1951年、東京都生まれ。編曲家。デビュー作は中島みゆき「アザミ嬢のララバイ」。昨年死去した作曲家・筒美京平と組んだ作品が一番多く、沢田研二、渡辺真知子、田原俊彦ら数々のヒットを飛ばした。昨年12月に編曲を手がけた作品を収録した「船山基紀 サウンド・ストーリー」(ソニー・ミュージックダイレクト、CD4枚組72曲)をリリース。

時代のトップを走っている人のおいしいところを摘み取る

公開日: 更新日:

 筒美京平先生とは忘れられないエピソードばかりです。C-C-Bの「Romanticが止まらない」のレコーディングの時のことです。スタジオで音を聴いている京平先生がけげんそうな顔をしているので、あれ? と思っていたら、ちょうど音源テープが止まってスタジオ内がシーンとなった瞬間でした。

「これは大村君に頼む仕事だったね」

 大村雅朗くんは松田聖子のアレンジャーです。先生は何げなくディレクターに呟いただけだと思うんだけど、僕にもはっきり聞こえて、冷や汗が流れましたよ。
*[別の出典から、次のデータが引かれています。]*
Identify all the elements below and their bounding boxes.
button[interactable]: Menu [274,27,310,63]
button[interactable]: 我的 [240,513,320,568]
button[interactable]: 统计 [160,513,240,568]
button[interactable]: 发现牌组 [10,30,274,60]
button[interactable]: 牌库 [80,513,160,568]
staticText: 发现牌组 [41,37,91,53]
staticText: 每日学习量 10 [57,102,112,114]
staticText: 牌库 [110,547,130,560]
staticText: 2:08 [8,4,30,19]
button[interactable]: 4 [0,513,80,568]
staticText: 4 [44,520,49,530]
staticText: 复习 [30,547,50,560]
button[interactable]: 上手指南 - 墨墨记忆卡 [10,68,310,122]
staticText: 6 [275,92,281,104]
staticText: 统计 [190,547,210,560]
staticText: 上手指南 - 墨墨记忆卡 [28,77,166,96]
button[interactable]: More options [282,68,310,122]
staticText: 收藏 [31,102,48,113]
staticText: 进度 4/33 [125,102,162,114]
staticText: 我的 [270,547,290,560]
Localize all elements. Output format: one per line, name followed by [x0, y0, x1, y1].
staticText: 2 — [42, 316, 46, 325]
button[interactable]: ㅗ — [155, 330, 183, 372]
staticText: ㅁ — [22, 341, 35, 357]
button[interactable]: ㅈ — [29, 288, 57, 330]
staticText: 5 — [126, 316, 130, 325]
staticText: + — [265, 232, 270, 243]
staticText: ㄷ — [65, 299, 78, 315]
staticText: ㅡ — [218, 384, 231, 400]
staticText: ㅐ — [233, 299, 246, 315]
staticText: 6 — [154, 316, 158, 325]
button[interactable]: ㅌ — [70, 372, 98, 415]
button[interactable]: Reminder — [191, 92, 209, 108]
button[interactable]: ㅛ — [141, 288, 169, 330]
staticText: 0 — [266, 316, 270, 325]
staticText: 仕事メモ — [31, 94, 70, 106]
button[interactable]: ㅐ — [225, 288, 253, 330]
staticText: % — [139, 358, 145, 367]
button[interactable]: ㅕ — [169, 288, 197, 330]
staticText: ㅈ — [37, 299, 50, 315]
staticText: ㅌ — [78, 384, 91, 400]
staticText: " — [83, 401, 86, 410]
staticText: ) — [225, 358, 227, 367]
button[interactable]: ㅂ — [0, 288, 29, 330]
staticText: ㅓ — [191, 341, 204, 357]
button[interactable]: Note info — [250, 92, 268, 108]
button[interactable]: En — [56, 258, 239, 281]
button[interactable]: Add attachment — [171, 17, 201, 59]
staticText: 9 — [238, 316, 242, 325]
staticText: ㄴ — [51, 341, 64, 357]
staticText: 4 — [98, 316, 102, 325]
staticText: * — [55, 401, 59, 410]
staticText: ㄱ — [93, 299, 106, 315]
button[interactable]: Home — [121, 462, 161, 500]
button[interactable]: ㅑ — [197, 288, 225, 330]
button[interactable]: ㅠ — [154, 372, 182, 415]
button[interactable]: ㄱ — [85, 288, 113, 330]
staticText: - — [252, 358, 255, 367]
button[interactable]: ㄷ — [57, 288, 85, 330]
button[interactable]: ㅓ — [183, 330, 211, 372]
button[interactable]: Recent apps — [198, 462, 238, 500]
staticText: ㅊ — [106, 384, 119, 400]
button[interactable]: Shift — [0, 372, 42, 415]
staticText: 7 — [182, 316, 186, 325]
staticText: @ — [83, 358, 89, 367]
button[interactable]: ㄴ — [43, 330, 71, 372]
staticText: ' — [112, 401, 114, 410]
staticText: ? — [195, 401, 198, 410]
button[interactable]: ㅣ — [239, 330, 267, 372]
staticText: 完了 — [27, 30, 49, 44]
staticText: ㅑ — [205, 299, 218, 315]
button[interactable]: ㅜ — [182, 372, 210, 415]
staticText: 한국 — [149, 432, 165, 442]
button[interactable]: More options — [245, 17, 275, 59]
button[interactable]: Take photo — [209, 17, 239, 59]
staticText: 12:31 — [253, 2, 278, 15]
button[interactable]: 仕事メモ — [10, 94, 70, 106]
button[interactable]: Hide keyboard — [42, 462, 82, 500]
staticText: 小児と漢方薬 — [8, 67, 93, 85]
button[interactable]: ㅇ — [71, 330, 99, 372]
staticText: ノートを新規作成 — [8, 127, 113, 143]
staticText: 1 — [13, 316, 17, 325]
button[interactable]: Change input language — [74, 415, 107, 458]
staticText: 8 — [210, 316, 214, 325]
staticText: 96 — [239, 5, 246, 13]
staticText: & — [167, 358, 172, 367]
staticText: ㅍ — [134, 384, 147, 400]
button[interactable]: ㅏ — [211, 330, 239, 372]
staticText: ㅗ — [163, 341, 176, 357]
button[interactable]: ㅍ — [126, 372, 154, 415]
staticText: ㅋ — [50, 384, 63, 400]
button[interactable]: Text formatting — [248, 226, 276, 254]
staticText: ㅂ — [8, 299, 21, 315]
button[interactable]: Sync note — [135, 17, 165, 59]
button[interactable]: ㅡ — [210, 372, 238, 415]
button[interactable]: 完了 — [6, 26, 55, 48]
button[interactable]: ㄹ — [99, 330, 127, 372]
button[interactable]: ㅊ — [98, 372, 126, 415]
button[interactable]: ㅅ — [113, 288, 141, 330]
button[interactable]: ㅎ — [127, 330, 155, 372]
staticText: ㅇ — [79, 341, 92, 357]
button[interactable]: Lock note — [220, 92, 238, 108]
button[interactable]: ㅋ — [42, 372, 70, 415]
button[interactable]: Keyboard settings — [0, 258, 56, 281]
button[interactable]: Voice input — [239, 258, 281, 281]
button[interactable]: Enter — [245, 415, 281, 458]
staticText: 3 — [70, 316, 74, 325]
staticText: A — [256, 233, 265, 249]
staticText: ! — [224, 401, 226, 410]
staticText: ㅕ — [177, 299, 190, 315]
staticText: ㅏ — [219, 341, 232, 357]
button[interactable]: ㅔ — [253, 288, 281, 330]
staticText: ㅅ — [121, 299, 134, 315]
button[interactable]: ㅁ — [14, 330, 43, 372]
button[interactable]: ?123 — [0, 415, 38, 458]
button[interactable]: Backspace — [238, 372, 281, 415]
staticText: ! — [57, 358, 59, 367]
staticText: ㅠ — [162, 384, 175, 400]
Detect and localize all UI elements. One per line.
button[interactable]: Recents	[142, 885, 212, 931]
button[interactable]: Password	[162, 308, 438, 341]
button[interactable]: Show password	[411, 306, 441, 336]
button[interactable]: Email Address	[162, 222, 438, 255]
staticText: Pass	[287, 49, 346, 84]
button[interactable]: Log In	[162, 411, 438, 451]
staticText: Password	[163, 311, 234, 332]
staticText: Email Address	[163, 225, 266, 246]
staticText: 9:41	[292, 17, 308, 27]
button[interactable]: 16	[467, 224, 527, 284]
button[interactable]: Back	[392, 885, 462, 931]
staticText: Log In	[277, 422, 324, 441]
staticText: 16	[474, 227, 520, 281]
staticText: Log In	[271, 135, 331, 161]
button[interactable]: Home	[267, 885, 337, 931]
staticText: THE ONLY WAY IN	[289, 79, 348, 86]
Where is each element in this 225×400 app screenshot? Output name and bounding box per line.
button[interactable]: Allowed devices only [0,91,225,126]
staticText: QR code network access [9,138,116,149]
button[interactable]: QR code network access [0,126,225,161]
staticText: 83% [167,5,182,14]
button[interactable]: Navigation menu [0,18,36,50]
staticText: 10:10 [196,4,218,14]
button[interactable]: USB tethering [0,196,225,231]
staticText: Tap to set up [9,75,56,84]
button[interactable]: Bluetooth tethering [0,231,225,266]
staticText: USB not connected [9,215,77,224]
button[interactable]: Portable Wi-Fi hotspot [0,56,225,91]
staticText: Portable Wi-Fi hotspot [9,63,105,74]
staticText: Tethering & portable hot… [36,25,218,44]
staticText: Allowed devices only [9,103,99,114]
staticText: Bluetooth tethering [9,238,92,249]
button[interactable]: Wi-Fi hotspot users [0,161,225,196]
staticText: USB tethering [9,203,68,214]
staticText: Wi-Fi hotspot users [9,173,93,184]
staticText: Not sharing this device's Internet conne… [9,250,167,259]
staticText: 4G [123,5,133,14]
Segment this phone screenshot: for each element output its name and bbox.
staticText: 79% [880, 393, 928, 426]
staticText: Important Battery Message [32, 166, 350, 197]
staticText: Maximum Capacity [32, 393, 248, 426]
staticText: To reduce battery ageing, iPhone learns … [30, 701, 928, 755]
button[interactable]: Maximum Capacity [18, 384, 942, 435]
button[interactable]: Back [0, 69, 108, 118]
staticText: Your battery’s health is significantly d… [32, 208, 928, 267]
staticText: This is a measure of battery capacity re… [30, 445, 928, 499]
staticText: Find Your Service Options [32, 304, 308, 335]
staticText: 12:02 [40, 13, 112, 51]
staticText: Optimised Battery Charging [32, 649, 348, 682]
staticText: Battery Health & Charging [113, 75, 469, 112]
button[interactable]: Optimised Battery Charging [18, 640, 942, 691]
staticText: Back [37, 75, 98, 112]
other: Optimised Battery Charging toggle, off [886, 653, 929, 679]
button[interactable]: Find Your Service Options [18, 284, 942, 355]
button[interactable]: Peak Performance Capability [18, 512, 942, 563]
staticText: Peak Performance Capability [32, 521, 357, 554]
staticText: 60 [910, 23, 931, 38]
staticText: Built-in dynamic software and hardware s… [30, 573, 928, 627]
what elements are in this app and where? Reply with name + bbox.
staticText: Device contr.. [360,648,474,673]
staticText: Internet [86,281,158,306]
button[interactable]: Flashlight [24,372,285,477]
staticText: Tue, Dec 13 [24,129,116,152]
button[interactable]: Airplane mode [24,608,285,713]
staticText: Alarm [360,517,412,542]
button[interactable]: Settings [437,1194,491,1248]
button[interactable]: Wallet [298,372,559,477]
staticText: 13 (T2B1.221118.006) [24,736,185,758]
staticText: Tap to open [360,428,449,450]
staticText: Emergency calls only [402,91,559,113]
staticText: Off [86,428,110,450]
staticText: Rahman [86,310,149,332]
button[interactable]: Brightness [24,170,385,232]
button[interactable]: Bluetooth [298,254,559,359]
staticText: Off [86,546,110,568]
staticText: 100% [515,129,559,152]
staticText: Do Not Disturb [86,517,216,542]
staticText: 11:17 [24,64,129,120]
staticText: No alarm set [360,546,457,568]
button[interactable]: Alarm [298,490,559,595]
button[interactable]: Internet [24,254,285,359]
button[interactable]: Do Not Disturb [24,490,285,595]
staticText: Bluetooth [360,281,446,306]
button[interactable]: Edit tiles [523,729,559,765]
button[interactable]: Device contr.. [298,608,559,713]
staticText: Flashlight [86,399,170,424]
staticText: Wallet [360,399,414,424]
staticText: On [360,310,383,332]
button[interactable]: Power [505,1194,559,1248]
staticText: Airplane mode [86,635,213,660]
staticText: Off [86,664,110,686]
 ある時、大流行していた全米ヒット曲の感じでアレンジしたら「フッ」と笑いながら「これって、あれでしょう?」と、パクったでしょ、みたいに言われたりね。

 プライベートでもよく怒られましたね。僕が私生活で問題を抱えていると、狸穴の「キャンティ」に呼び出されて、「あなた一体何をやってるの! 話を全部聞かせなさい」ってね(笑い)。だから、京平先生は僕のプライベートをよくご存じでしたよ。先生にしては珍しく密な師弟関係だったのかもしれませんね。